Rússia avaliar retirar astronautas da ISS

Cancelamento de vários voos até a Estação Espacial Internacional faz com que transporte de astronautas fique ainda mais raro

iG São Paulo |

AFP
Técnicos testam o foguete do cargueiro Progress no Cazaquistão
A nave espacial Soyuz TMA-21 voltará para a Terra com três astronautas da Estação Espacial Internacional em 16 de setembro, informou nesta quarta-feira o porta-voz do Centro de Controle de Voos Espaciais (CCVE) da Rússia. Porém, a decolagem da próxima expedição à ISS, prevista para 22 de setembro, foi adiada por várias semanas e será realizada no final de outubro ou início de novembro.

A Agência espacial russa Roskosmos considerou nesta quarta-feira (31) que a presença permanente de astronautas no espaço não será algo indispensável no futuro. O anúncio foi feito no momento em que se planeja a retirada, sem precedentes, de astronautas da Estação Espacial Internacional (ISS).

Na semana passada, o cargueiro Progress explodiu. Ele transportava 2,9 toneladas de suprimentos para a ISS. Depois do acidente, a Roskosmos anunciou que vai adiar várias de suas missões no espaço. A agência espacial russa analisa uma evacuação da ISS, algo que não ocorre desde o ano 2000, caso os voos das naves especiais russas não sejam retomados até o fim de novembro.

A tripulação é da ISS é composta por normalmente por seis membros e é renovada a cada seis meses. Atualmente, há três russos, dois americanos e um japonês.

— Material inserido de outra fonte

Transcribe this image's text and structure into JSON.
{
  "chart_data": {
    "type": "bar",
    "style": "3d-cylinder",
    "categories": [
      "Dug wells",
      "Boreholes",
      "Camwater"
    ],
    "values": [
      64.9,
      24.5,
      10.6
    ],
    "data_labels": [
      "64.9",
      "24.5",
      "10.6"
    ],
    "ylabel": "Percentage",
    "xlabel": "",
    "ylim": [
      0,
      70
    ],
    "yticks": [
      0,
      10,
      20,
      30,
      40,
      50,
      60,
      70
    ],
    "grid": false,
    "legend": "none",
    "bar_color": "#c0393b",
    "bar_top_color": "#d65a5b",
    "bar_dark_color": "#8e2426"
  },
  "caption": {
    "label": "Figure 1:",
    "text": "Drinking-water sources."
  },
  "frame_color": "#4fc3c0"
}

"No futuro, talvez não necessitemos de uma presença permanente de 'cosmonautas' em uma órbita próxima à da Terra", declarou o diretor-adjunto da Roskosmos, Vitaly Davydov, em uma coletiva de imprensa em Moscou. No entanto, Davydov também afirmou que não excluí a possibilidade de “voltar ao plano B”, referindo-se a uma estação espacial na época soviética do programa Saliut, que previa missões de longa duração e ao invés de uma presença permanente.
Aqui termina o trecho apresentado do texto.